Отлично, я считаю! Тирания и оливье - мое любимое сочетание! Империя рулит, е-е-е!»
(Т. Толстая, 24.12.2018)
* * *
Шутка писательницы про Путина под скатертью очень мила, но под конец прорывается нечто нешуточное. «Тирания и оливье» — у этого любимого сочетания есть глубокий и трагический подтекст в русской культуре. Мешает ли тираническая власть наслаждаться дарами личной свободы и частного быта?
Во время «застоя» у советской интеллигенции было в ходу понятие «внутренней свободы», «тайной свободы», провозглашенной Пушкиным в ряде стихотворений, в том числе «Из Пиндемонти» («Не дорого ценю я громкие права...»). Собственно, никакой другой свободы, кроме внутренней, не оставалось в стране, где правителей нельзя было выбирать и за пределы которой нельзя было выехать.

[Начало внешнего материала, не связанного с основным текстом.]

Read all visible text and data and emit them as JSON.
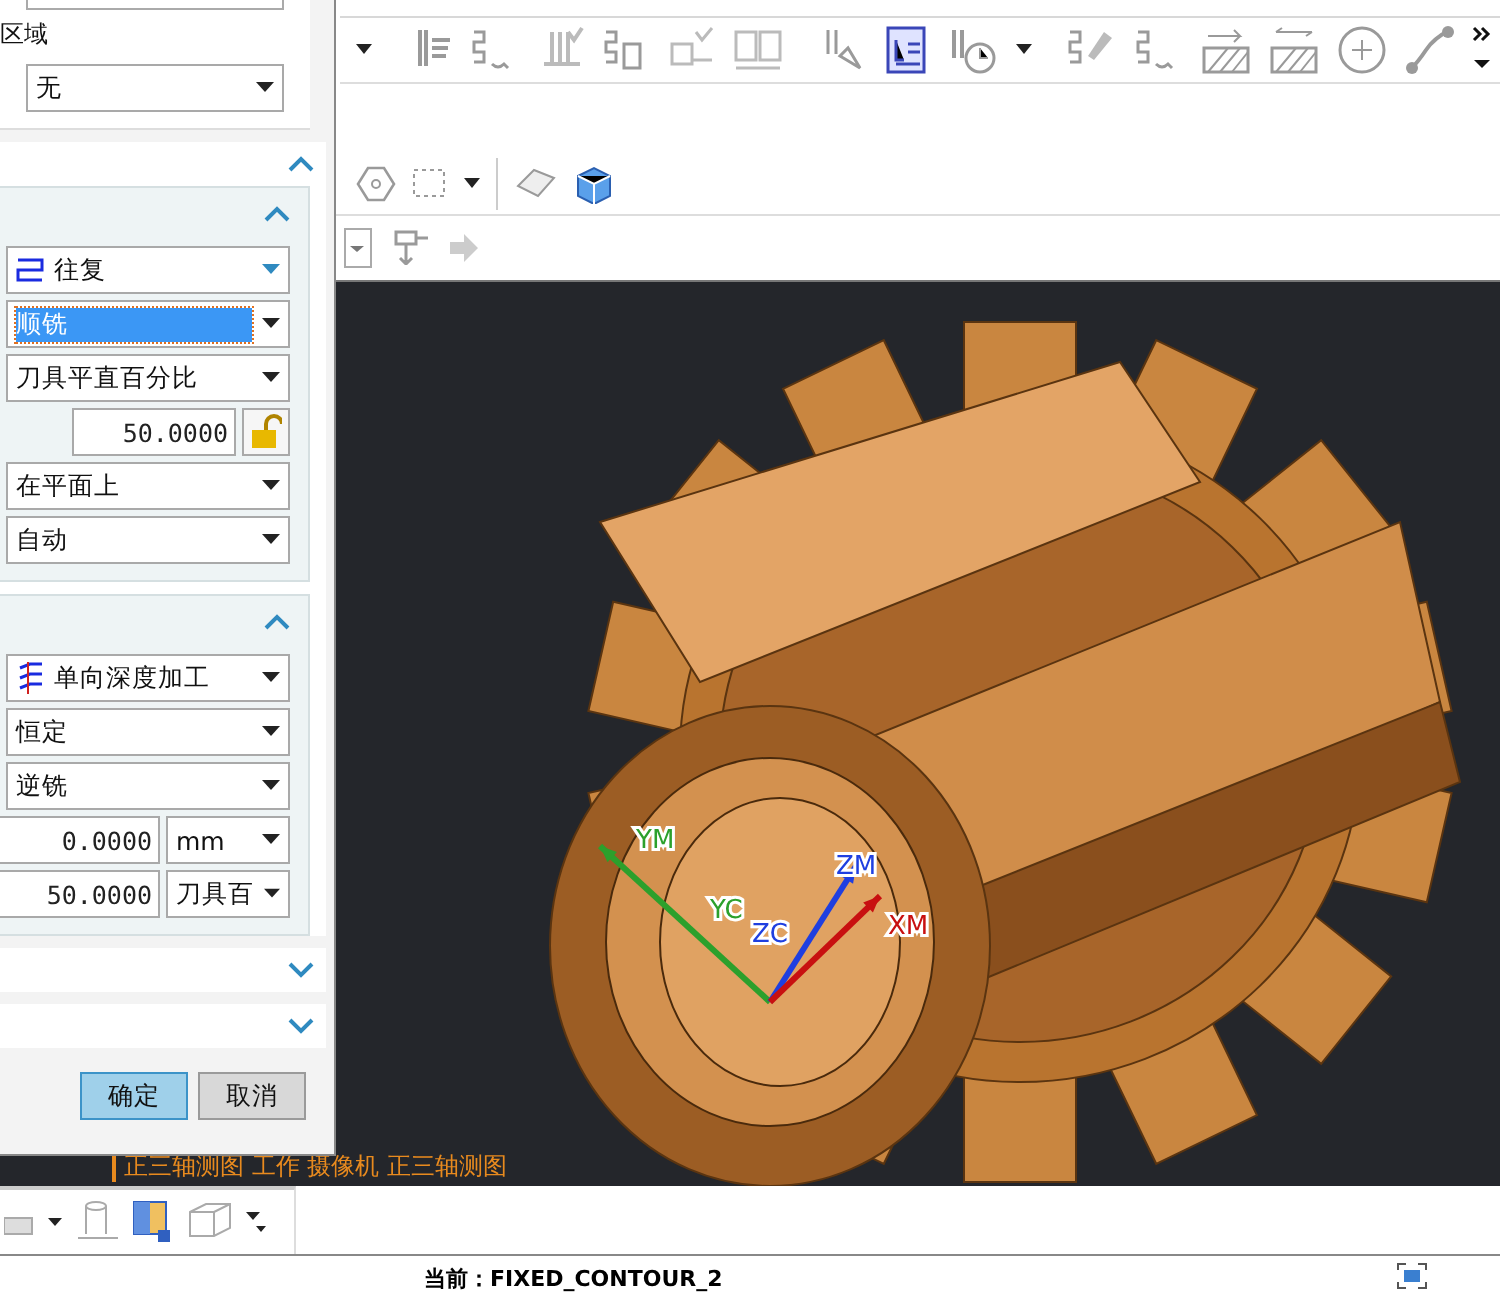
{
  "dialog": {
    "region_label": "区域",
    "region_select": "无",
    "sections": [
      {
        "expanded": true,
        "groups": [
          {
            "expanded": true,
            "fields": [
              {
                "kind": "pattern",
                "value": "往复",
                "focused": false
              },
              {
                "kind": "select",
                "value": "顺铣",
                "focused": true
              },
              {
                "kind": "select",
                "value": "刀具平直百分比",
                "focused": false
              },
              {
                "kind": "locknumber",
                "value": "50.0000",
                "locked": false,
                "focused": false
              },
              {
                "kind": "select",
                "value": "在平面上",
                "focused": false
              },
              {
                "kind": "select",
                "value": "自动",
                "focused": false
              }
            ]
          },
          {
            "expanded": true,
            "fields": [
              {
                "kind": "depth",
                "value": "单向深度加工",
                "focused": false
              },
              {
                "kind": "select",
                "value": "恒定",
                "focused": false
              },
              {
                "kind": "select",
                "value": "逆铣",
                "focused": false
              },
              {
                "kind": "unitnumber",
                "value": "0.0000",
                "unit": "mm",
                "focused": false
              },
              {
                "kind": "unitnumber",
                "value": "50.0000",
                "unit": "刀具百",
                "focused": false
              }
            ]
          }
        ]
      },
      {
        "expanded": false
      },
      {
        "expanded": false
      }
    ],
    "buttons": [
      {
        "label": "确定",
        "default": true
      },
      {
        "label": "取消",
        "default": false
      }
    ]
  },
  "viewport": {
    "view_label": "正三轴测图 工作 摄像机 正三轴测图",
    "axes": [
      {
        "label": "YM",
        "color": "#2ca02c"
      },
      {
        "label": "YC",
        "color": "#2ca02c"
      },
      {
        "label": "ZM",
        "color": "#1f3fe0"
      },
      {
        "label": "ZC",
        "color": "#1f3fe0"
      },
      {
        "label": "XM",
        "color": "#c81010"
      }
    ]
  },
  "status_bar": {
    "text": "当前：FIXED_CONTOUR_2"
  }
}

Между тем стоит вспомнить, что сам Пушкин все время рвался за границу. Из кишинёвской ссылки хотел бежать в Грецию; в Одессе пытался сторговаться с контрабандистами; в Михайловском заказал парик, чтобы тайно выехать через Польшу в Германию под видом слуги своего приятеля. На Кавказ отправился для того, чтобы вызнать, нельзя ли оттуда перебраться в Турцию. 7 января 1830 года обратился с письмом к Бенкендорфу <...>
Пушкину почти все равно куда, на Запад или на Восток, лишь бы вырваться с родины, но на все запросы ему отвечали отказом. Он не понимает Вяземского, который, имея возможность отъезда, не пользуется ею немедленно, сейчас же <...>
И вот, выстрадав опыт раба, замыслившего несбыточный побег, в стихотворении 1836 г. Пушкин смиряется и оправдывает эту горькую участь высшей, духовной необходимостью. Он не просто разделяет две свободы, внешнюю и внутреннюю, но и решительно противопоставляет одну другой. Политическая свобода: право голосовать, определять судьбу государства, мешать царям творить произвол, ограничивать цензуру и налогообложение... Все это для Пушкина лишено ценности и значения.
Что же превозносит поэт?
Иные, лучшие, мне дороги права;
Конечно, это не свобода вкушать салат оливье — другой масштаб запросов. И все-таки поразительно, что, войдя в возраст духовной зрелости, поэт не понимает взаимосвязи двух свобод, даже несмотря на собственный «невыездной» опыт. Если он не может воздействовать на произвол царей и мешать им воевать, то ровно по той же причине ему не дозволено скитаться здесь и там. Та же самая власть, которая ограничивает его в политических правах, ограничивает и свободу передвижения, право распоряжаться своей жизнью.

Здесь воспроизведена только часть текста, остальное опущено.